Toujours est-il que c’est sous les lumières du Forum d’Inglewood qu’il remonte sur scène, avec un chapeau lui couvrant la moitié du visage, façon Sly Stone.

Un rappel en forme d’aftershow, constitué exclusivement de reprises : Play That Funky Music / Inglewood Swinging (digression de Hollywood Swinging de Kool & The Gang) et Fantastic voyage. Presque 10 minutes de pur funk, où Prince échangera quelques instants sa guitare contre la basse qu’il tient sur la pochette de Welcome 2 America. Comme quoi les choses sont bien faites!
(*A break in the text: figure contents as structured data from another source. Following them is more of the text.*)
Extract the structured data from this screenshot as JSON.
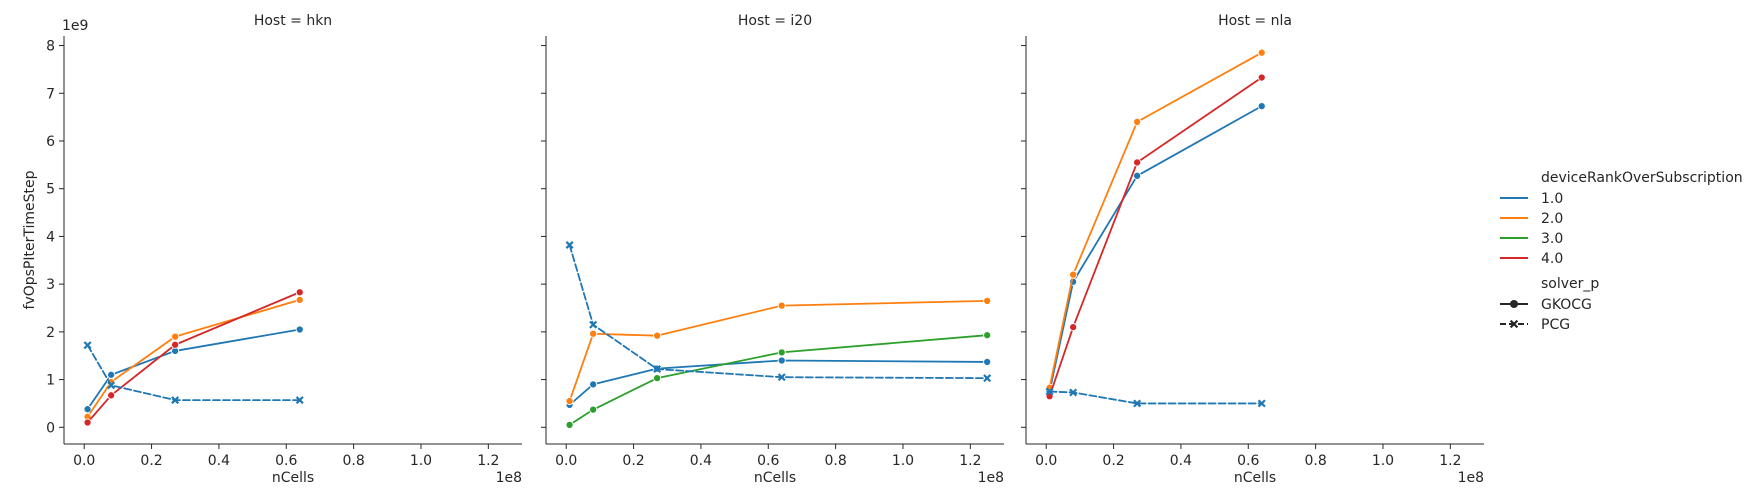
{
  "chart_data": {
    "type": "line",
    "ylabel": "fvOpsPIterTimeStep",
    "xlabel": "nCells",
    "x_offset_label": "1e8",
    "y_offset_label": "1e9",
    "x_ticks": [
      "0.0",
      "0.2",
      "0.4",
      "0.6",
      "0.8",
      "1.0",
      "1.2"
    ],
    "x_tick_values": [
      0.0,
      0.2,
      0.4,
      0.6,
      0.8,
      1.0,
      1.2
    ],
    "y_ticks": [
      "0",
      "1",
      "2",
      "3",
      "4",
      "5",
      "6",
      "7",
      "8"
    ],
    "y_tick_values": [
      0,
      1,
      2,
      3,
      4,
      5,
      6,
      7,
      8
    ],
    "xlim": [
      -0.06,
      1.3
    ],
    "ylim": [
      -0.35,
      8.2
    ],
    "hue_colors": {
      "1.0": "#1f77b4",
      "2.0": "#ff7f0e",
      "3.0": "#2ca02c",
      "4.0": "#d62728"
    },
    "panels": [
      {
        "title": "Host = hkn",
        "series": [
          {
            "hue": "1.0",
            "style": "GKOCG",
            "x": [
              0.01,
              0.08,
              0.27,
              0.64
            ],
            "y": [
              0.38,
              1.1,
              1.6,
              2.05
            ]
          },
          {
            "hue": "2.0",
            "style": "GKOCG",
            "x": [
              0.01,
              0.08,
              0.27,
              0.64
            ],
            "y": [
              0.22,
              0.95,
              1.9,
              2.67
            ]
          },
          {
            "hue": "4.0",
            "style": "GKOCG",
            "x": [
              0.01,
              0.08,
              0.27,
              0.64
            ],
            "y": [
              0.1,
              0.67,
              1.73,
              2.83
            ]
          },
          {
            "hue": "1.0",
            "style": "PCG",
            "x": [
              0.01,
              0.08,
              0.27,
              0.64
            ],
            "y": [
              1.72,
              0.88,
              0.57,
              0.57
            ]
          }
        ]
      },
      {
        "title": "Host = i20",
        "series": [
          {
            "hue": "1.0",
            "style": "GKOCG",
            "x": [
              0.01,
              0.08,
              0.27,
              0.64,
              1.25
            ],
            "y": [
              0.47,
              0.9,
              1.23,
              1.4,
              1.37
            ]
          },
          {
            "hue": "2.0",
            "style": "GKOCG",
            "x": [
              0.01,
              0.08,
              0.27,
              0.64,
              1.25
            ],
            "y": [
              0.55,
              1.96,
              1.92,
              2.55,
              2.65
            ]
          },
          {
            "hue": "3.0",
            "style": "GKOCG",
            "x": [
              0.01,
              0.08,
              0.27,
              0.64,
              1.25
            ],
            "y": [
              0.05,
              0.37,
              1.03,
              1.57,
              1.93
            ]
          },
          {
            "hue": "1.0",
            "style": "PCG",
            "x": [
              0.01,
              0.08,
              0.27,
              0.64,
              1.25
            ],
            "y": [
              3.82,
              2.15,
              1.22,
              1.05,
              1.03
            ]
          }
        ]
      },
      {
        "title": "Host = nla",
        "series": [
          {
            "hue": "1.0",
            "style": "GKOCG",
            "x": [
              0.01,
              0.08,
              0.27,
              0.64
            ],
            "y": [
              0.75,
              3.05,
              5.27,
              6.73
            ]
          },
          {
            "hue": "2.0",
            "style": "GKOCG",
            "x": [
              0.01,
              0.08,
              0.27,
              0.64
            ],
            "y": [
              0.83,
              3.2,
              6.4,
              7.85
            ]
          },
          {
            "hue": "4.0",
            "style": "GKOCG",
            "x": [
              0.01,
              0.08,
              0.27,
              0.64
            ],
            "y": [
              0.65,
              2.1,
              5.55,
              7.33
            ]
          },
          {
            "hue": "1.0",
            "style": "PCG",
            "x": [
              0.01,
              0.08,
              0.27,
              0.64
            ],
            "y": [
              0.75,
              0.73,
              0.5,
              0.5
            ]
          }
        ]
      }
    ],
    "legend": {
      "placement": "right",
      "hue_title": "deviceRankOverSubscription",
      "hue_items": [
        "1.0",
        "2.0",
        "3.0",
        "4.0"
      ],
      "style_title": "solver_p",
      "style_items": [
        "GKOCG",
        "PCG"
      ]
    }
  }
}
Fin du concert dans un déluge de groove

Thank You, Good night!

Enfin presque….Alors que le concert aurait pu se terminer ainsi. Prince revient une ultime fois, et retrouve l’obscurité du début de show, pour interpréter More Than this, de Roxy Music, sorti en 1982 sur l’album Avalon. Prince avait accompagné sa protégé Andy Allo, dans une reprise acoustique de ce titre pour l’album « Oui Can Luv » (diffusé sur Internet pendant un jour en 2015). Mais dans ce concert à Inglewood, c’est une vraie surprise. Pourquoi a-t-il souhaité conclure avec ce morceau? Le voies Princières sont souvent impénétrables….

21 Nights and 1 Blu-ray

Que dire de ce choix au final?
Comme nous le disions en introduction, il y a deux positions. La première est celle des fans gargantuesques et insatiables. Comme ils connaissent toutes les set-lists de tous les shows, il est fort à parier que chacun considère qu’une autre date aurait été plus pertinente. Et si nous nous rangeons derrière eux, nous pensons en réalité qu’il est grand temps que la totalité des concerts sortent enfin de manière officielle (pourquoi choisir?). Mais arrêtons de rêver un instant et revenons à la réalité.

La seconde position est de prendre ce concert pour ce qu’il est. Comme un cadeau (ok a 99 euros, on entend les grincheux). Prince est mort depuis 5 ans, et le voilà LIVE, vivant, sur nos écrans, dans une tournée qui n’est finalement pas si connue que ça. Trop souvent décrite comme une succession de « Shows best of » sans réels changements, cette date du 28, en apparence anodine réserve d’énormes surprises.

Comme nous venons de l’évoquer il y a 4 temps, et 4 Prince : le crooner, classe, maitre des lieux, meneur de revue, qui domine l’espace de cette immense scène ; le « DJ », qui fait danser les foules, et donne à ses concerts un goût de fête dont il a le secret ; le hit-maker, Prince est capable d’ouvrir son show par un titre méconnu du grand public, de le terminer par une reprise, mais n’oublie pas au centre de rappeler qu’il a vendu plusieurs millions de disques, et c’est ce qu’on adore chez lui, cette capacité à faire des hits inoubliables, sans pour autant sombrer exclusivement dans des recettes commerciales; enfin l’artiste insaisissable, celui qui surprend, celui qui est capable de débouler dans un club a 3 heures du matin ou de revenir sur scène toutes lumières allumées alors que le public commence à partir, imaginant que le concert est terminé.

Ce show est donc un magnifique résumé, pour celles et ceux qui connaissent peu Prince sur scène, ou qui n’ont pas eu l’occasion de le voir, et un plaisir impossible à bouder pour les fans les plus tatillons.